Well Apple’s Safari web browser just got updated today. Safari 5 first became available via Apple’s software update and now is live on their website as well. There had been rumors swirling about that perhaps the new version of the web browser would be announced at WWDC. It may not have been part of Job’s iPhone 4 super fan party, but word of it did slip out quietly later in the day.
I’ve played with it for a little bit now, and it does feel snappy. I’m not sure it actually feels faster than Chrome (which I had been using), but then again I haven’t run any tests on it. Still, my initial feeling is that it certainly is a speed improvement over the previous version of Safari.
Apple also boasts vast improvements with HTML5, but seeing as how HTML5 isn’t an official standard yet it’s really hard to say if there’s any real improvement in that area. It would require some actual development work to see how it plays with the HTML5 standards (even though those standards haven’t been set in stone yet). I’m sure it’ll all be worthwhile, but so far there’s not much to say in that area.

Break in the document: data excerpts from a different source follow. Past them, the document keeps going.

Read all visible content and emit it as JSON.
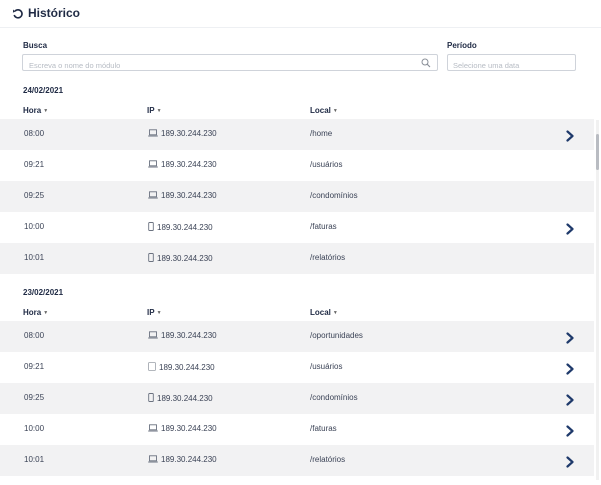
{
  "header": {
    "title": "Histórico",
    "back_icon": "history-back-icon"
  },
  "filters": {
    "search_label": "Busca",
    "search_placeholder": "Escreva o nome do módulo",
    "period_label": "Período",
    "period_placeholder": "Selecione uma data"
  },
  "columns": {
    "hora": "Hora",
    "ip": "IP",
    "local": "Local"
  },
  "colors": {
    "primary": "#1f2a44",
    "row_shade": "#f2f2f3",
    "chevron": "#1f3a6b"
  },
  "groups": [
    {
      "date": "24/02/2021",
      "rows": [
        {
          "hora": "08:00",
          "device": "laptop-icon",
          "ip": "189.30.244.230",
          "local": "/home",
          "chevron": true
        },
        {
          "hora": "09:21",
          "device": "laptop-icon",
          "ip": "189.30.244.230",
          "local": "/usuários",
          "chevron": false
        },
        {
          "hora": "09:25",
          "device": "laptop-icon",
          "ip": "189.30.244.230",
          "local": "/condomínios",
          "chevron": false
        },
        {
          "hora": "10:00",
          "device": "mobile-icon",
          "ip": "189.30.244.230",
          "local": "/faturas",
          "chevron": true
        },
        {
          "hora": "10:01",
          "device": "mobile-icon",
          "ip": "189.30.244.230",
          "local": "/relatórios",
          "chevron": false
        }
      ]
    },
    {
      "date": "23/02/2021",
      "rows": [
        {
          "hora": "08:00",
          "device": "laptop-icon",
          "ip": "189.30.244.230",
          "local": "/oportunidades",
          "chevron": true
        },
        {
          "hora": "09:21",
          "device": "tablet-icon",
          "ip": "189.30.244.230",
          "local": "/usuários",
          "chevron": true
        },
        {
          "hora": "09:25",
          "device": "mobile-icon",
          "ip": "189.30.244.230",
          "local": "/condomínios",
          "chevron": true
        },
        {
          "hora": "10:00",
          "device": "laptop-icon",
          "ip": "189.30.244.230",
          "local": "/faturas",
          "chevron": true
        },
        {
          "hora": "10:01",
          "device": "laptop-icon",
          "ip": "189.30.244.230",
          "local": "/relatórios",
          "chevron": true
        }
      ]
    }
  ]
}
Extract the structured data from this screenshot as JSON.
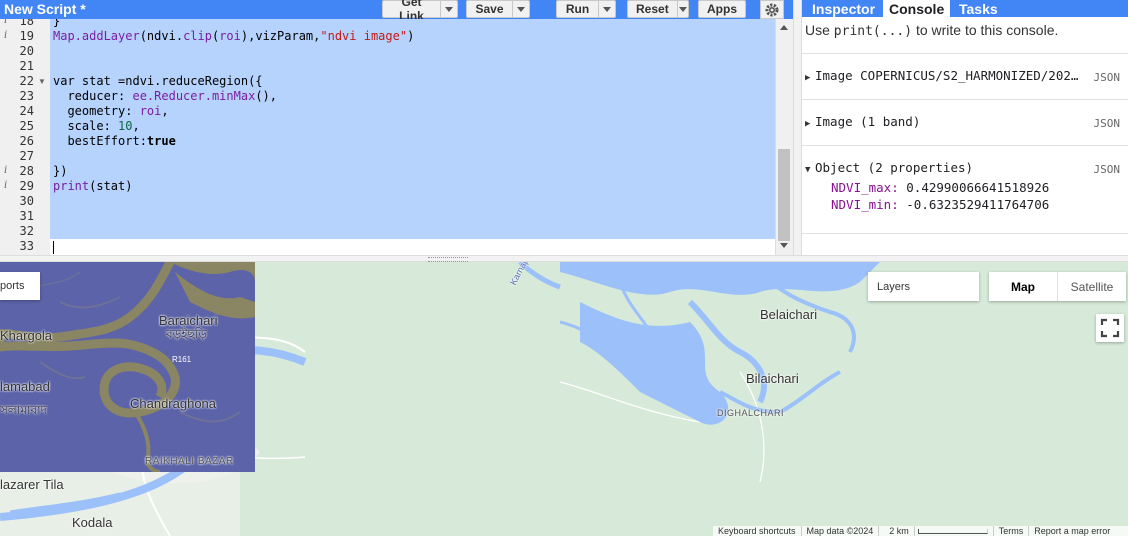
{
  "editor": {
    "title": "New Script *",
    "buttons": {
      "get_link": "Get Link",
      "save": "Save",
      "run": "Run",
      "reset": "Reset",
      "apps": "Apps"
    },
    "line_numbers": [
      "18",
      "19",
      "20",
      "21",
      "22",
      "23",
      "24",
      "25",
      "26",
      "27",
      "28",
      "29",
      "30",
      "31",
      "32",
      "33"
    ],
    "lines": {
      "l18": "}",
      "l19_fn": "Map.addLayer",
      "l19_a": "(ndvi.",
      "l19_clip": "clip",
      "l19_b": "(",
      "l19_roi": "roi",
      "l19_c": "),vizParam,",
      "l19_str": "\"ndvi image\"",
      "l19_d": ")",
      "l22": "var stat =ndvi.reduceRegion({",
      "l23_key": "  reducer: ",
      "l23_val": "ee.Reducer.minMax",
      "l23_end": "(),",
      "l24_key": "  geometry: ",
      "l24_val": "roi",
      "l24_end": ",",
      "l25_key": "  scale: ",
      "l25_val": "10",
      "l25_end": ",",
      "l26_key": "  bestEffort:",
      "l26_val": "true",
      "l28": "})",
      "l29_fn": "print",
      "l29_rest": "(stat)"
    }
  },
  "right_panel": {
    "tabs": {
      "inspector": "Inspector",
      "console": "Console",
      "tasks": "Tasks"
    },
    "hint_pre": "Use ",
    "hint_code": "print(...)",
    "hint_post": " to write to this console.",
    "entries": {
      "e1": "Image COPERNICUS/S2_HARMONIZED/202…",
      "e2": "Image (1 band)",
      "e3": "Object (2 properties)"
    },
    "json_label": "JSON",
    "props": {
      "max_key": "NDVI_max:",
      "max_val": "0.42990066641518926",
      "min_key": "NDVI_min:",
      "min_val": "-0.6323529411764706"
    }
  },
  "map": {
    "labels": {
      "khargola": "Khargola",
      "baraichari": "Baraichari",
      "baraichari_bn": "বড়ইছড়ি",
      "r161": "R161",
      "lamabad": "lamabad",
      "lamabad_bn": "সলামাবাদ",
      "chandraghona": "Chandraghona",
      "raikhali": "RAIKHALI BAZAR",
      "nazarer": "lazarer Tila",
      "kodala": "Kodala",
      "belaichari": "Belaichari",
      "bilaichari": "Bilaichari",
      "dighalchari": "DIGHALCHARI",
      "river": "Karnaphuli River"
    },
    "imports_label": "ports",
    "layers_label": "Layers",
    "map_type": {
      "map": "Map",
      "satellite": "Satellite"
    },
    "footer": {
      "shortcuts": "Keyboard shortcuts",
      "data": "Map data ©2024",
      "scale": "2 km",
      "terms": "Terms",
      "report": "Report a map error"
    }
  },
  "colors": {
    "accent": "#4285f4",
    "selection": "#b5d3fd",
    "overlay_low": "#5c63a8",
    "overlay_high": "#8a8562",
    "water": "#9cc0f9",
    "land": "#d7ead9"
  }
}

I guess it’s good that Apple is focusing on it now before it becomes a widely adopted standard, but at the moment it’s not much of a selling point to the vast majority of users.
Something that has the potential to be quite interesting is Apple adding developer extensions to the browser. This is going to allow developers to create their own extensions (much like with Firefox or Chrome) that will work with Safari. While it seems Apple is still going to exercise some control be using digitally signed certificates, it certainly is a much more open move than they have been with the browser in the past. All of these extensions will be sandboxed so that extensions won’t be able to access other resources or data on the users hard drive. It’s a good step towards extension security. Right now it’s such a new feature there isn’t anything out there yet, but it’s something to watch. Hopefully developers will be quick to start releasing useful extensions for the browser.
Finally, a new feature that I am the most interested in so far, is their “Reader”. In the address bar, while you’re reading an article on a website, the Reader icon will appear. Clicking on this brings up a PDF like view of the web page, bringing up the text and related pictures, but not any of the other cruft that populates a webpage, in theory making it easier to get at the meat of what you’re trying to read by eliminating all the other distractions. It also has controls for zooming, printing, or e-mailing of the information on the webpage. It seems like it’ll be rather useful, especially on some sites that make reading articles fairly difficult by littering them with advertising that goes throughout the text.
Safari 5 seems to be a lot more under-the-hood style of improvements opposed to Safari 4 which was much more of a cosmetic release. Safari 5 holds a lot of promise and it’ll be interesting to see what people do with the new improvements.